JNDI lookup in it self is not a problem, problem is that user input is not sanitised and can include templates which can have JNDI lookup in them. I would expect user input with {} template symbols to be escaped and not evaluated.
Maybe, but still this seems as vanity feature added because "It would be really convenient"... this wasn't something what was needed, but something what was added to make life of maybe 0.1% of users little bit easier. My guess is that most of users of Log4J2 don't even know that it is able to do such magic, and would be horrified knowing it.
IMHO Log library should log, not do some magic stuff.
The method responsible for variable substitution is here [1].
There are other lookup mechanisms, (didn't check them all) but they only retrieve environment/static values (this one [2] for example retrieves kubernetes attributes). I think the jndi one is the only one that load and execute code.
Edit : I think my understanding of the docs is incorrect so ignore the next paragraph
From the documentation [3], I have the impression that these variables should be evaluated only when loading the pattern layout configuration. But in reality they are also evaluated when formatting the final log message (log.info(...)).
I agree that the input should be sanitized but only if the formatting behavior is a bug and was not intentional.
One possible explanation for the current situation, is that developers assumed that all lookup mechanism will retrieve only static values (env variables for example).
And then another dev introduced the jndi lookup which execute code, but no one noticed the impact on the already existing behavior (evaluation variable when formatting the final msg).
> I agree that the input should be sanitized but only if the formatting behavior is a bug and was not intentional.
Non-pattern arguments should not do any substitution, because otherwise developers have to jump through hoops to output strings verbatim. You don’t want "Invalid identifier: '${<some valid log4j syntax>}'" to be turned into "Invalid identifier: '<the log4j replacement>'" when the actual invalid identifier (e.g. from user input) was the "${…}" syntax. I’m surprised that log4j behaves that way still after two decades.
Recursive replacement is somewhat of a WTF yes but not really in a causitive relationship ro this vulnerability, right? The main cause is the order in which ${} variables are evaluated. They are evaluated after substitution of `{}` in the format string, instead of before. That's the key behavior problem.

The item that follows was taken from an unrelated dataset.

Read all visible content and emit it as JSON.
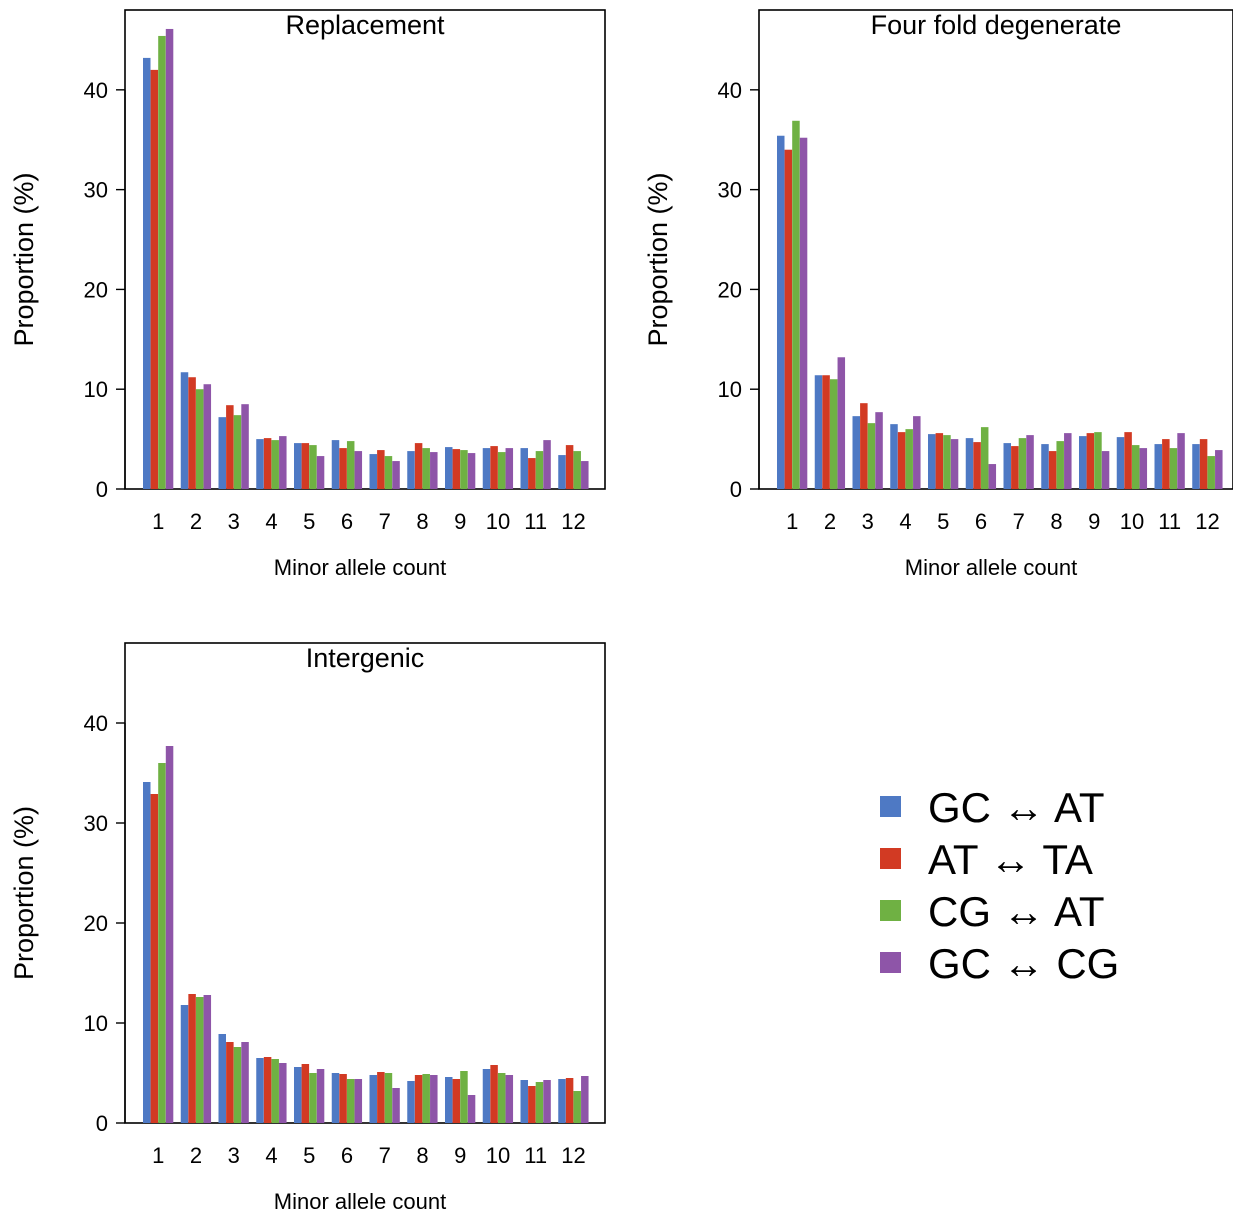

A simple rule such as "If you evaluate a placeholder of type `{}` you should stop evaluating further recursively" would maintain most of existing behavior while only removing vulnerable behavior.
> I agree that the input should be sanitized but only if the formatting behavior is a bug and was not intentional.

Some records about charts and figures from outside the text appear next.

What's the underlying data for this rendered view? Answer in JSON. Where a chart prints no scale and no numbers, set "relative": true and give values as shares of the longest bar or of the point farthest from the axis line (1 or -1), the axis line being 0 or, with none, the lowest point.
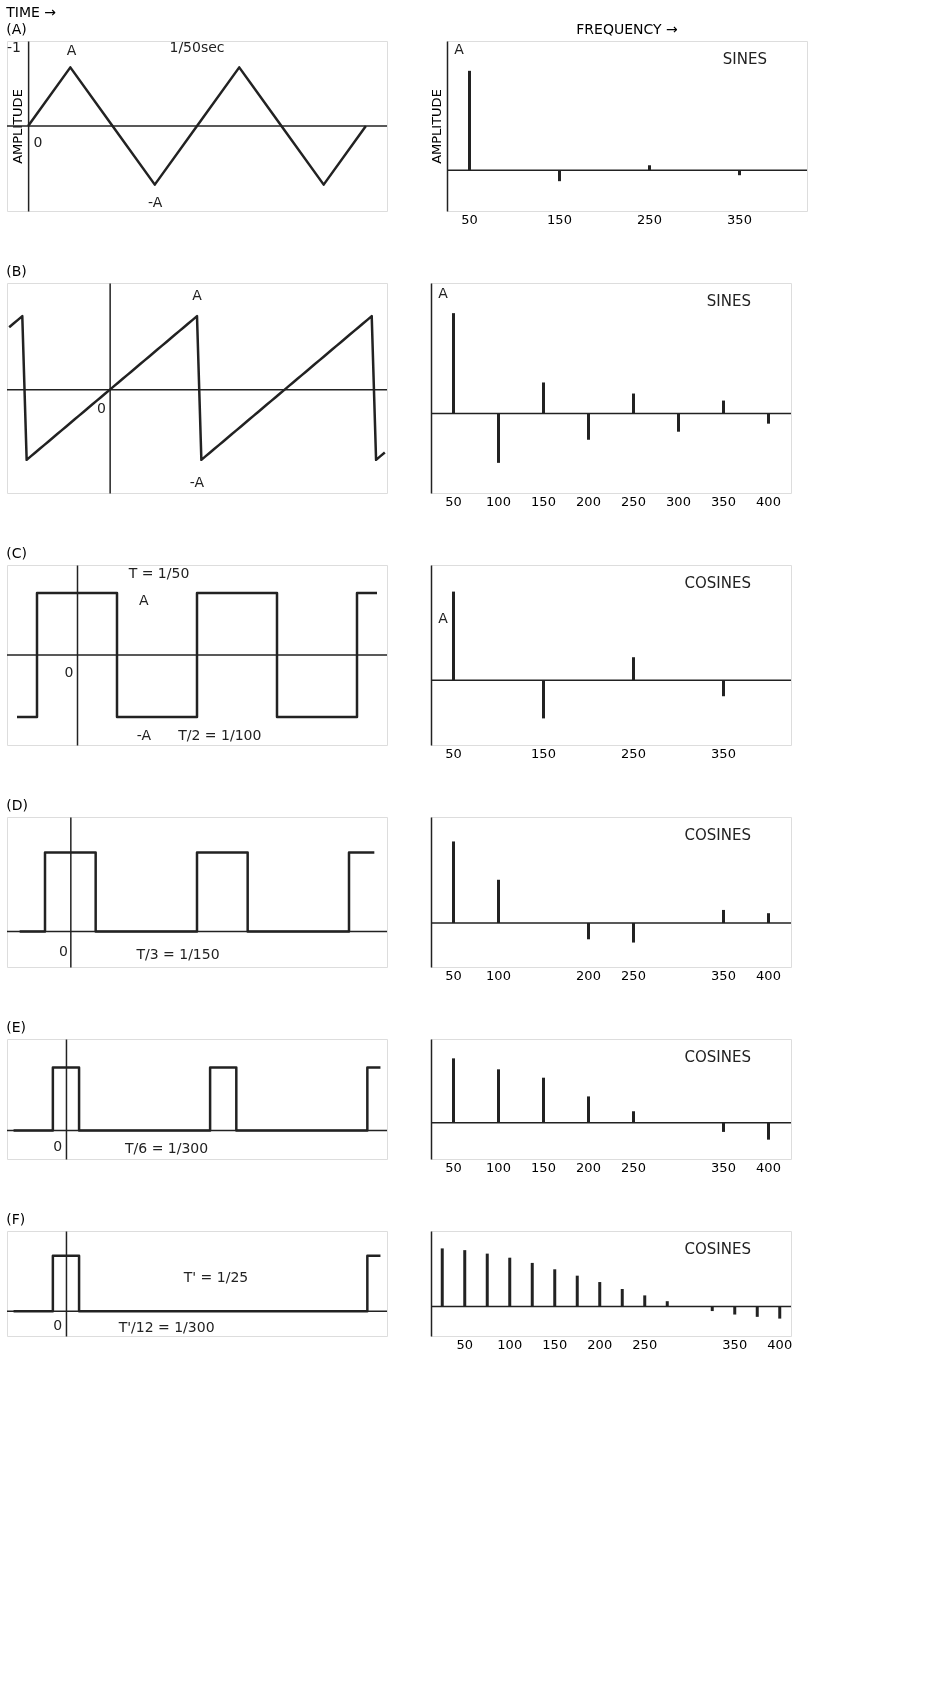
{
  "chart_data": [
    {
      "type": "line",
      "title": "TIME →",
      "subtitle": "(A)",
      "ylabel": "AMPLITUDE",
      "relative": true,
      "color": "#222222",
      "categories": [
        null,
        null,
        null,
        null,
        null,
        null,
        null,
        null,
        null
      ],
      "values": [
        0,
        1,
        0,
        -1,
        0,
        1,
        0,
        -1,
        0
      ],
      "tick_labels": false,
      "annotations": [
        "A",
        "-A",
        "-1",
        "1/50sec",
        "0"
      ]
    },
    {
      "type": "bar",
      "title": "FREQUENCY →",
      "ylabel": "AMPLITUDE",
      "relative": true,
      "color": "#222222",
      "categories": [
        "50",
        null,
        "150",
        null,
        "250",
        null,
        "350",
        null
      ],
      "values": [
        1,
        0,
        -0.11,
        0,
        0.05,
        0,
        -0.05,
        0
      ],
      "tick_labels": "x",
      "annotations": [
        "A",
        "SINES"
      ]
    },
    {
      "type": "line",
      "subtitle": "(B)",
      "relative": true,
      "color": "#222222",
      "categories": [
        null,
        null,
        null,
        null,
        null,
        null,
        null,
        null,
        null,
        null,
        null,
        null,
        null,
        null,
        null,
        null,
        null,
        null,
        null,
        null,
        null,
        null,
        null,
        null,
        null,
        null,
        null,
        null,
        null,
        null,
        null,
        null,
        null,
        null,
        null,
        null,
        null,
        null,
        null,
        null,
        null,
        null,
        null,
        null,
        null,
        null,
        null,
        null,
        null,
        null,
        null,
        null,
        null,
        null,
        null,
        null,
        null,
        null,
        null,
        null,
        null,
        null,
        null,
        null,
        null,
        null,
        null,
        null,
        null,
        null,
        null,
        null,
        null,
        null,
        null,
        null,
        null,
        null,
        null,
        null,
        null,
        null,
        null,
        null,
        null,
        null,
        null
      ],
      "values": [
        0.85,
        0.9,
        0.95,
        1,
        -0.95,
        -0.9,
        -0.85,
        -0.8,
        -0.75,
        -0.7,
        -0.65,
        -0.6,
        -0.55,
        -0.5,
        -0.45,
        -0.4,
        -0.35,
        -0.3,
        -0.25,
        -0.2,
        -0.15,
        -0.1,
        -0.05,
        0,
        0.05,
        0.1,
        0.15,
        0.2,
        0.25,
        0.3,
        0.35,
        0.4,
        0.45,
        0.5,
        0.55,
        0.6,
        0.65,
        0.7,
        0.75,
        0.8,
        0.85,
        0.9,
        0.95,
        1,
        -0.95,
        -0.9,
        -0.85,
        -0.8,
        -0.75,
        -0.7,
        -0.65,
        -0.6,
        -0.55,
        -0.5,
        -0.45,
        -0.4,
        -0.35,
        -0.3,
        -0.25,
        -0.2,
        -0.15,
        -0.1,
        -0.05,
        0,
        0.05,
        0.1,
        0.15,
        0.2,
        0.25,
        0.3,
        0.35,
        0.4,
        0.45,
        0.5,
        0.55,
        0.6,
        0.65,
        0.7,
        0.75,
        0.8,
        0.85,
        0.9,
        0.95,
        1,
        -0.95,
        -0.9,
        -0.85
      ],
      "tick_labels": false,
      "annotations": [
        "A",
        "-A",
        "0"
      ]
    },
    {
      "type": "bar",
      "relative": true,
      "color": "#222222",
      "categories": [
        "50",
        "100",
        "150",
        "200",
        "250",
        "300",
        "350",
        "400"
      ],
      "values": [
        1,
        -0.49,
        0.31,
        -0.26,
        0.2,
        -0.18,
        0.13,
        -0.1
      ],
      "tick_labels": "x",
      "annotations": [
        "A",
        "SINES"
      ]
    },
    {
      "type": "step",
      "subtitle": "(C)",
      "relative": true,
      "color": "#222222",
      "categories": [
        null,
        null,
        null,
        null,
        null,
        null,
        null,
        null,
        null,
        null,
        null,
        null,
        null,
        null,
        null,
        null,
        null,
        null,
        null
      ],
      "values": [
        -1,
        1,
        1,
        1,
        1,
        -1,
        -1,
        -1,
        -1,
        1,
        1,
        1,
        1,
        -1,
        -1,
        -1,
        -1,
        1,
        1
      ],
      "tick_labels": false,
      "annotations": [
        "T = 1/50",
        "A",
        "-A",
        "T/2 = 1/100",
        "0"
      ]
    },
    {
      "type": "bar",
      "relative": true,
      "color": "#222222",
      "categories": [
        "50",
        null,
        "150",
        null,
        "250",
        null,
        "350",
        null
      ],
      "values": [
        1,
        0,
        -0.43,
        0,
        0.26,
        0,
        -0.18,
        0
      ],
      "tick_labels": "x",
      "annotations": [
        "A",
        "COSINES"
      ]
    },
    {
      "type": "step",
      "subtitle": "(D)",
      "relative": true,
      "color": "#222222",
      "categories": [
        null,
        null,
        null,
        null,
        null,
        null,
        null,
        null,
        null,
        null,
        null,
        null,
        null,
        null,
        null
      ],
      "values": [
        0,
        1,
        1,
        0,
        0,
        0,
        0,
        1,
        1,
        0,
        0,
        0,
        0,
        1,
        1
      ],
      "tick_labels": false,
      "annotations": [
        "T/3 = 1/150",
        "0"
      ]
    },
    {
      "type": "bar",
      "relative": true,
      "color": "#222222",
      "categories": [
        "50",
        "100",
        null,
        "200",
        "250",
        null,
        "350",
        "400"
      ],
      "values": [
        1,
        0.53,
        0,
        -0.2,
        -0.24,
        0,
        0.16,
        0.12
      ],
      "tick_labels": "x",
      "annotations": [
        "COSINES"
      ]
    },
    {
      "type": "step",
      "subtitle": "(E)",
      "relative": true,
      "color": "#222222",
      "categories": [
        null,
        null,
        null,
        null,
        null,
        null,
        null,
        null,
        null,
        null,
        null,
        null,
        null,
        null,
        null,
        null,
        null,
        null,
        null,
        null,
        null,
        null,
        null,
        null,
        null,
        null,
        null,
        null,
        null
      ],
      "values": [
        0,
        0,
        0,
        1,
        1,
        0,
        0,
        0,
        0,
        0,
        0,
        0,
        0,
        0,
        0,
        1,
        1,
        0,
        0,
        0,
        0,
        0,
        0,
        0,
        0,
        0,
        0,
        1,
        1
      ],
      "tick_labels": false,
      "annotations": [
        "T/6 = 1/300",
        "0"
      ]
    },
    {
      "type": "bar",
      "relative": true,
      "color": "#222222",
      "categories": [
        "50",
        "100",
        "150",
        "200",
        "250",
        null,
        "350",
        "400"
      ],
      "values": [
        1,
        0.83,
        0.7,
        0.41,
        0.18,
        0,
        -0.14,
        -0.26
      ],
      "tick_labels": "x",
      "annotations": [
        "COSINES"
      ]
    },
    {
      "type": "step",
      "subtitle": "(F)",
      "relative": true,
      "color": "#222222",
      "categories": [
        null,
        null,
        null,
        null,
        null,
        null,
        null,
        null,
        null,
        null,
        null,
        null,
        null,
        null,
        null,
        null,
        null,
        null,
        null,
        null,
        null,
        null,
        null,
        null,
        null,
        null,
        null,
        null,
        null
      ],
      "values": [
        0,
        0,
        0,
        1,
        1,
        0,
        0,
        0,
        0,
        0,
        0,
        0,
        0,
        0,
        0,
        0,
        0,
        0,
        0,
        0,
        0,
        0,
        0,
        0,
        0,
        0,
        0,
        1,
        1
      ],
      "tick_labels": false,
      "annotations": [
        "T' = 1/25",
        "T'/12 = 1/300",
        "0"
      ]
    },
    {
      "type": "bar",
      "relative": true,
      "color": "#222222",
      "categories": [
        null,
        "50",
        null,
        "100",
        null,
        "150",
        null,
        "200",
        null,
        "250",
        null,
        null,
        null,
        "350",
        null,
        "400"
      ],
      "values": [
        1,
        0.97,
        0.91,
        0.84,
        0.75,
        0.64,
        0.53,
        0.42,
        0.3,
        0.19,
        0.09,
        0,
        -0.08,
        -0.14,
        -0.18,
        -0.21
      ],
      "tick_labels": "x",
      "annotations": [
        "COSINES"
      ]
    }
  ]
}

The behavior is fundamentally wrong as explained by layer8's comment and in the blog post jcheng linked. Apparently it was intentional, and to me that's a million times worse than if it were a bug that could just be fixed.
log4j is unsuitable for use in a way that many many people are suddenly discovering today. The log4j developers need to rethink this, and even if they do, log4j's users should still strongly consider switching to something else. Otherwise they need to audit the whole codebase for other surprising, broken, insecure design decisions not only in its present state but also on each update. I don't see how it's possible to trust the log4j developers' design sensibilities after this.
> Apparently it was intentional, and to me that's a million times worse than if it were a bug that could just be fixed.
I've been on an 'archaeological dig' into the Log4j commit history, and sure enough, there's evidence that the formatting behavior was intentional from the outset.